Manipulating Li2S2/Li2S mixed discharge products of all-solid-state lithium sulfur batteries for improved cycle life

Jung Tae Kim; Adwitiya Rao; Heng-Yong Nie; Yang Hu; Weihan Li; Feipeng Zhao; Sixu Deng; Xiaoge Hao; Jiamin Fu; Jing Luo; Hui Duan; Changhong Wang; Chandra Veer Singh; Xueliang Sun

doi:10.1038/s41467-023-42109-5

Manipulating Li₂S₂/Li₂S mixed discharge products of all-solid-state lithium sulfur batteries for improved cycle life

Nat Commun. 2023 Oct 12;14(1):6404. doi: 10.1038/s41467-023-42109-5.

Authors

Jung Tae Kim¹, Adwitiya Rao², Heng-Yong Nie^{3

4}, Yang Hu¹, Weihan Li¹, Feipeng Zhao¹, Sixu Deng¹, Xiaoge Hao¹, Jiamin Fu¹, Jing Luo¹, Hui Duan¹, Changhong Wang^{5

6}, Chandra Veer Singh⁷, Xueliang Sun^{8

9}

Affiliations

¹ Department of Mechanical and Materials Engineering, University of Western Ontario, 1151 Richmond St, London, Ontario, ON, N6A 3K7, Canada.
² Department of Materials Science and Engineering, University of Toronto, Ontario, ON, M5S 3E4, Canada.
³ Surface Science Western, University of Western Ontario, 999 Collip Circle, London, Ontario, ON, N6G 0J3, Canada.
⁴ Department of Physics and Astronomy, University of Western Ontario, 1151 Richmond St, London, Ontario, ON, N6A 3K7, Canada.
⁵ Department of Mechanical and Materials Engineering, University of Western Ontario, 1151 Richmond St, London, Ontario, ON, N6A 3K7, Canada. changhongwang@eias.ac.cn.
⁶ Eastern Institute for Advanced Study, Eastern Institute of Technology, Ningbo, Zhejiang, 315200, P.R. China. changhongwang@eias.ac.cn.
⁷ Department of Materials Science and Engineering, University of Toronto, Ontario, ON, M5S 3E4, Canada. chandraveer.singh@utoronto.ca.
⁸ Department of Mechanical and Materials Engineering, University of Western Ontario, 1151 Richmond St, London, Ontario, ON, N6A 3K7, Canada. xsun9@uwo.ca.
⁹ Eastern Institute for Advanced Study, Eastern Institute of Technology, Ningbo, Zhejiang, 315200, P.R. China. xsun9@uwo.ca.

Abstract

All-solid-state lithium-sulfur batteries offer a compelling opportunity for next-generation energy storage, due to their high theoretical energy density, low cost, and improved safety.

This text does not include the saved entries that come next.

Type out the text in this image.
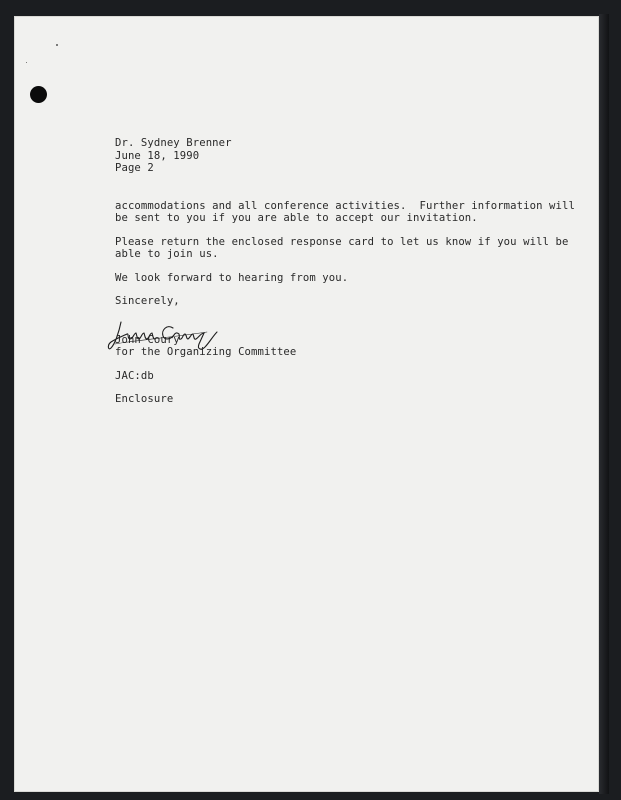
Dr. Sydney Brenner
June 18, 1990
Page 2
accommodations and all conference activities.  Further information will
be sent to you if you are able to accept our invitation.
Please return the enclosed response card to let us know if you will be
able to join us.
We look forward to hearing from you.
Sincerely,
John Coury
for the Organizing Committee
JAC:db
Enclosure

However, their widespread adoption is hindered by an inadequate understanding of their discharge products. Using X-ray absorption spectroscopy and time-of-flight secondary ion mass spectrometry, we reveal that the discharge product of all-solid-state lithium-sulfur batteries is not solely composed of Li₂S, but rather consists of a mixture of Li₂S and Li₂S₂. Employing this insight, we propose an integrated strategy that: (1) manipulates the lower cutoff potential to promote a Li₂S₂-dominant discharge product and (2) incorporates a trace amount of solid-state catalyst (LiI) into the S composite electrode. This approach leads to all-solid-state cells with a Li-In alloy negative electrode that deliver a reversible capacity of 979.6 mAh g^-1 for 1500 cycles at 2.0 A g^-1 at 25 °C. Our findings provide crucial insights into the discharge products of all-solid-state lithium-sulfur batteries and may offer a feasible approach to enhance their overall performance.